The new NYPD settlement on protests will protect the First Amendment
Yesterday, state Attorney General Tish James, joined by the Legal Aid Society, New York Civil Liberties Union and private plaintiffs reached a settlement with the NYPD over its treatment of protected speech protest activity as a result of its heavy-handed response to the 2020 racial justice protests following the killing of George Floyd.
The new agreement sensibly sets out a tiered framework for police response to so-called First Amendment activity (FAA), including a minimal presence during peaceful protests and the deployment of additional resources and units like the troubled Strategic Response Group only if a newly-appointed FAA executive signs off on it. Under it, the level of response is intended to be directly proportional to the level of supposed criminal activity happening around a protest with the explicit goal of preventing the police from chilling speech. Good going for James and the other plaintiffs in safeguarding our speech rights.
That the NYPD’s protest-response tactics and accountability practices needed a reevaluation is hardly arguable when just weeks ago the department’s actions triggered $13 million in settlements to be paid by taxpayers, but precious few real consequences for the officers involved.

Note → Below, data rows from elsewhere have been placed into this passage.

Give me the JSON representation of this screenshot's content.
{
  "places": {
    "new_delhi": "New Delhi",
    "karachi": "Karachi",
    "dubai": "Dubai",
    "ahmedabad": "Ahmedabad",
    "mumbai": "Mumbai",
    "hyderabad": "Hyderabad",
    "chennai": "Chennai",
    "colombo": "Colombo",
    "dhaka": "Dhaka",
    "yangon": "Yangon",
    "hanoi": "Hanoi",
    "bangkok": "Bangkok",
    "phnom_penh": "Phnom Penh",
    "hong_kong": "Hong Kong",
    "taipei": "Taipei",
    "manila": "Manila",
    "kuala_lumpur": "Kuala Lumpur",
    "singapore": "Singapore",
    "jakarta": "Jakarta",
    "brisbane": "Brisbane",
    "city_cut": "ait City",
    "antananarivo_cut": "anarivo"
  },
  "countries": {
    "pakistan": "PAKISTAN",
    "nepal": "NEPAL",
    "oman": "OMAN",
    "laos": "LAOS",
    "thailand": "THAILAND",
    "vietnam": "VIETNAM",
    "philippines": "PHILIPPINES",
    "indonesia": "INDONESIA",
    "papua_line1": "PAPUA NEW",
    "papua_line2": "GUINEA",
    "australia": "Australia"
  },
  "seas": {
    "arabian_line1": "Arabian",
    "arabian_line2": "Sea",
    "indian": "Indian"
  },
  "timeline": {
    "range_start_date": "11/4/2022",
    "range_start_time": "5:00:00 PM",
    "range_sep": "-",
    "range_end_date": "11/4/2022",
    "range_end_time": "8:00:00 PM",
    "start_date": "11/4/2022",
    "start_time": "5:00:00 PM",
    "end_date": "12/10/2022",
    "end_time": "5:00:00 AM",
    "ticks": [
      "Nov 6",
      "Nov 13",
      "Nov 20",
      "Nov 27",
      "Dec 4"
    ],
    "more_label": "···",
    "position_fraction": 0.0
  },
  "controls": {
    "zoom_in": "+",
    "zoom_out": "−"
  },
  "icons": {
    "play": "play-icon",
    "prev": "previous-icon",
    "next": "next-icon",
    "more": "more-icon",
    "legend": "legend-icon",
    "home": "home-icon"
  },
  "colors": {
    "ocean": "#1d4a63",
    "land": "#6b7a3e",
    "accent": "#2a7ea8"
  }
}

Former Police Commissioner Keechant Sewell refused to impose the Civilian Complaint Review Board’s often mild recommended discipline in more than half of cases where officers were even identified, not to mention the dozens where they weren’t.
Still, a settlement is just words on paper without real enforcement muscle behind it. The Nuñez settlement, which has for about eight years directed the city to improve dangerous conditions and pervasive violence on Rikers Island, has clearly failed to in and of itself compel the sorts of changes that are necessary, even if it has allowed the continued failures to be extensively documented by the federal monitor. Remedial orders and other motions failed to meaningfully move the needle. The settlement may finally lead to actual improvement if and when Manhattan Federal Judge Laura Taylor Swain appoints a monitor, who would have real teeth to implement reforms.
The closer parallel of the Handschu settlement, reached more than three decades ago to curb the NYPD’s habit of aggressively surveilling political movements and organizations that it disapproved of, clearly did not stop the department from, for example, unlawfully surveilling Muslim Americans in the aftermath of 9/11. These settlements then can best be understood as tools facilitating the type of active intervention that is often necessary, and not the intervention itself.
Fortunately, this settlement lays out a pretty robust and multi-phase oversight system, including a committee formed by the attorney general’s office, the commissioner of the Department of Investigation, corporation counsel, the force’s new protest chief and representatives from the plaintiffs, who will examine the NYPD’s compliance in phase two. The court will retain jurisdiction for a year after this phase.
This is the most important part of the settlement, and the key to its success. The NYPD can and might well claim without backing that a peaceful protest has criminality risk requiring an elevated response, for example. Both the committee and the courts must be willing to seek and mandate real consequences for noncompliance, including aggressive disciplinary action. Officers and department leaders should understand that violating the Constitution is not something that will be tolerated.